Terms that Describe In Vitro- and In Vivo-Aged Cells (A) Early- and late-passage cells describes the in vitro age of cells according to the number of serial passages they have undergone (early passage ≤5; late passage ≥10). (B) Young and old cells describes the in vivo age of cells depending on donor age (young donor ≤30; old donor ≥60). (C) Youthful cells is a general term that collectively refers to early-passage (in vitro age) and young (in vivo age) cells. (D) Aged cells is a general term that collectively refers to late-passage (in vitro age) and old (in vivo age) cells.

Figure 3

Effects of the SASP on the hMSC Microenvironment The SASP contains a wide range of soluble factors, such as reactive oxygen species (ROS), monocyte and leukocyte chemotactic proteins (MIP1a, MCP2, CXCL9, and CXCL10), pro-inflammatory cytokines (IL-1, IL-6, and IL-8), and proteases (MMP1 and MMP3).
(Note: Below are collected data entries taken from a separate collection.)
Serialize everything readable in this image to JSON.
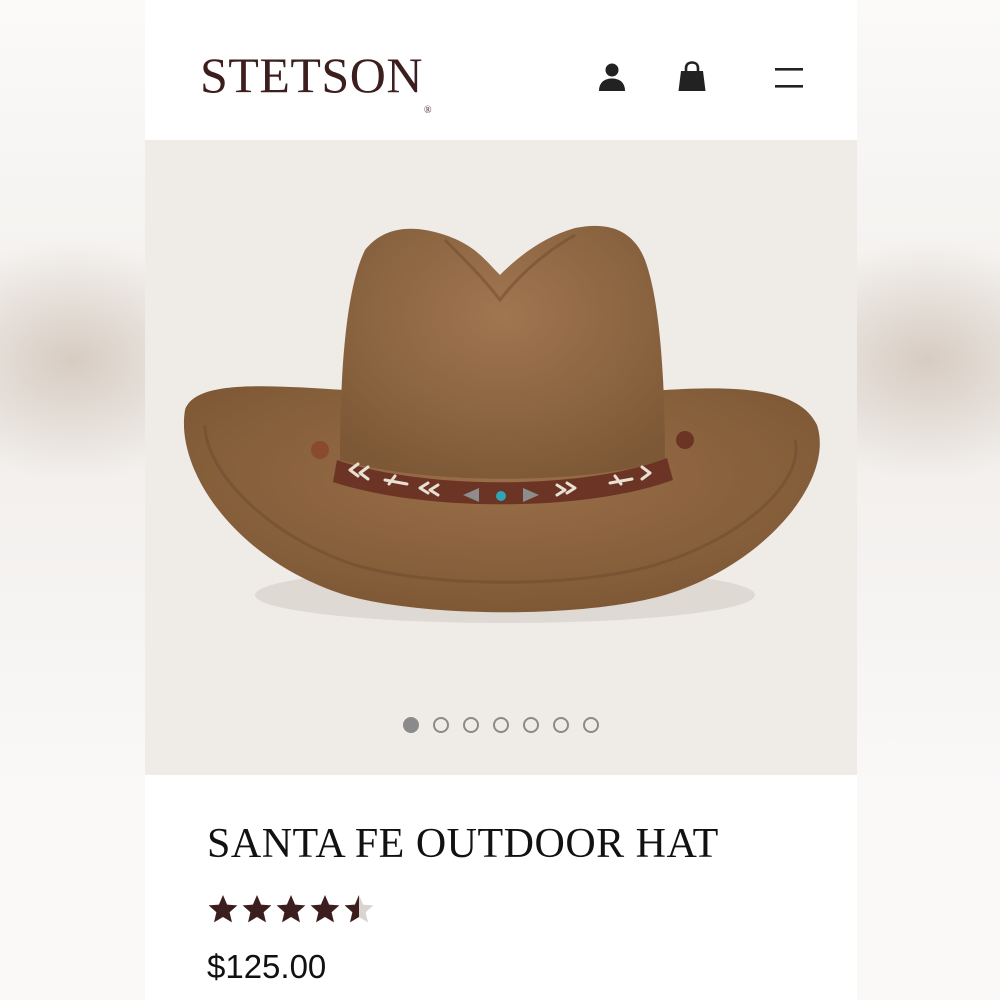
{
  "header": {
    "logo_text": "STETSON",
    "logo_mark": "®",
    "icons": [
      "user-icon",
      "shopping-bag-icon",
      "menu-icon"
    ]
  },
  "gallery": {
    "slide_count": 7,
    "active_slide": 1
  },
  "product": {
    "name": "SANTA FE OUTDOOR HAT",
    "rating": 4.5,
    "rating_max": 5,
    "price": "$125.00"
  },
  "colors": {
    "brand": "#3d1e1e",
    "hat_felt": "#8b6440",
    "hat_band": "#6b3424",
    "star": "#3d1e1e"
  }
}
These molecules act on both hMSCs and immune cells, as well as the extracellular matrix, to create an inflammatory microenvironment. Abbreviations: MIP, macrophage inflammatory protein; MCP, monocyte chemoattractant protein; CXCL, C-X-C motif chemokine ligand; IL, interleukin; MCP, monocyte chemotactic protein; MMP, matrix metalloproteinase.

Figure 4

The Opposing Effects of Inflammation on the Immunomodulatory Function of hMSCs MSCs can be induced to acquire distinct phenotypes (MSC2 and MSC1) depending on stimuli presented in an inflammatory microenvironment. In acute inflammation, high concentrations of pro-inflammatory cytokines (IL-1, IL-6, TNF-α, IFN-γ) and low levels of anti-inflammatory cytokines (TGF-β, IL-10) trigger hMSCs to acquire immune-suppressive features (MSC2). MSC2 cells secrete high amounts of IDO and anti-inflammatory cytokines (TGF-β, IL-10) and inhibit the activity of macrophages, neutrophils, and lymphocytes. By contrast, hMSCs acquire an immune-activation phenotype (MSC1) under chronic inflammatory conditions. Persistently low and comparable levels of pro-inflammatory and anti-inflammatory cytokines in the microenvironment lead to the production of low levels of IDO and pro-inflammatory cytokines (TNF-α, IFN-γ), respectively. However, the amount of IDO secreted by MSC1 cells is significantly lower in comparison to that produced by MSC2 cells during acute inflammation. At these reduced levels, IDO is inadequate in suppressing the activity of immune cells, and an overall pro-inflammatory state persists in the microenvironment.

Figure 5

Strategies to Target the Interplay between hMSC Aging and Environmental Inflammation for Improved Therapeutic Potential hMSC senescence can occur as a result of natural aging or be induced by external stressors, such as ROS and cytotoxic chemicals. Moreover, SASP from senescent cells causes chronic, low-level inflammatory stress. This process drives the self-perpetuating cycle of inflammaging, where inflammation induces cellular senescence and senescent cells in turn exacerbate pro-inflammatory features of the microenvironment. Strategies to dampen inflammatory signals could potentially slow down the inflammaging process. In addition, targeted removal of senescent cells from an hMSC population could be an approach to maintaining cells in a rejuvenated state.